You must not think, however, that we spent the whole of our time at Marshlands with the boys. They were frequently out with their father upon some shooting or fishing expedition, and Cathy and I would potter about the garden or in the fields with "the mater", only too delighted to have the chance of getting her quite to ourselves. A sweeter or truer gentlewoman than dear Mrs. Winstanley it has never been my good fortune to meet. She took me to her kind heart at once, and gave me for the first time in my life that "mothering" which I had so sadly lacked. I have hinted that my aunt did not make too much of me; even her own children did not run to her with their joys and sorrows, and I had never been accustomed to think of her as in any sense a possible companion. Mrs. Winstanley, on the other hand, was the most delightful of comrades. She had not forgotten in the very least what it felt like to be young; she could sympathize in all our amusements, indeed I think she enjoyed a picnic tea in the woods, or a scramble for blackberries, fully as much as we did ourselves; but she contrived at the same time to make us interested in those intellectual pleasures which were the great resource of her life. Under her guiding hand I made my first efforts at sketching; she taught me the names of the trees and the flowers, of which before I was lamentably ignorant; and a walk to see a cromlech or a stone circle upon the moors was an opportunity for such delightful stories about the early dwellers in our lands, that I became a lover of "antiquities" on the spot. I feel I can never be grateful enough to her for giving me in my childhood that taste for natural history which has been such a joy to me in my after-life. She taught us to use our eyes, and to see the beauty in each leaf and flower and every common thing around us. At her suggestion Cathy and I each began a "Nature Note-Book", in which we recorded all the plants, birds, animals, or insects we met with during our rambles, drawing and painting as many of them as we could.

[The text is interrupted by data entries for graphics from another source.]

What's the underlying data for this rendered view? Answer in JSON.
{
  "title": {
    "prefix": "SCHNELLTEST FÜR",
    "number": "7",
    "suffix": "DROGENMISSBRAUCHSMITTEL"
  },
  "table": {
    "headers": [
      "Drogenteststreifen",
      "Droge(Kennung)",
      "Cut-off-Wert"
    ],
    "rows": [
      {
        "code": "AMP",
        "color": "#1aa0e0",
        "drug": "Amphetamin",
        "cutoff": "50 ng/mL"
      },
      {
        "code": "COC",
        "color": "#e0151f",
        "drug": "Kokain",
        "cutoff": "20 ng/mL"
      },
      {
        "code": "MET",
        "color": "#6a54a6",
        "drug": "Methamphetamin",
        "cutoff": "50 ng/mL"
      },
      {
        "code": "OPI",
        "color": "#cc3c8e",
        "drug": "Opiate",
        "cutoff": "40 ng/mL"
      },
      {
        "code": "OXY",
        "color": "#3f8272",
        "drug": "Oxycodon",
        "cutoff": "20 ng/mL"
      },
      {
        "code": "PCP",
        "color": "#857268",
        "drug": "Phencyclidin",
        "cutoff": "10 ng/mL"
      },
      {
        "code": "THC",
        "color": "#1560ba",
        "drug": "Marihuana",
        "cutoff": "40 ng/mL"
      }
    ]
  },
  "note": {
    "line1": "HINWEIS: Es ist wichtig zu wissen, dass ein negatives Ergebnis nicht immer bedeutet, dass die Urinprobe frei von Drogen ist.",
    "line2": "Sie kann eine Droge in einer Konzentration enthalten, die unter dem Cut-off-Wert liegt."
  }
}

"It will form a kind of naturalists' calendar," she said. "You must put the dates to all your finds, and in years to come the books will prove very interesting. Never mind whether the sketches are good or bad. Persevere, and you will soon begin to improve, and the very effort to copy a flower or a butterfly will impress its shape and colour upon your minds in a way which nothing else could do."
We waxed very enthusiastic over these note-books, and there was quite a keen competition between us as to which should contain the most records. As we kept them for several years, we naturally had different entries during the holidays we spent apart; and while I was able to sketch gorgeous sea-anemones and madrepores which I found upon the shores of south-country watering-places, Cathy would exult over the coral cups or birds'-nest fungi for which she searched the woods in winter.
Somehow, after my friendship with the Winstanleys I realized that in some subtle way the bond between my father and myself grew and strengthened. In the years which I had spent at my aunt's, though I had never ceased to love him, we had seemed in a very slight degree to have drifted apart, but since my visit to Marshlands all the old spirit of comradeship returned, and I felt he was even more to me than he had ever been before. I think I must have unconsciously expressed this feeling in my letters, for in his, too, I began to notice a change. He wrote back to me more fully and freely, not as to a child, but as to a friend, telling me his hopes and his difficulties, and the little details of his lonely days, and asking almost wistfully for a full record of all my doings. His gratitude to my kind friends knew no limit, yet I think all the same he felt it hard that he should miss those years of my life when I was receiving my most vivid impressions, and that he must leave to others the care he would so gladly have bestowed upon me himself.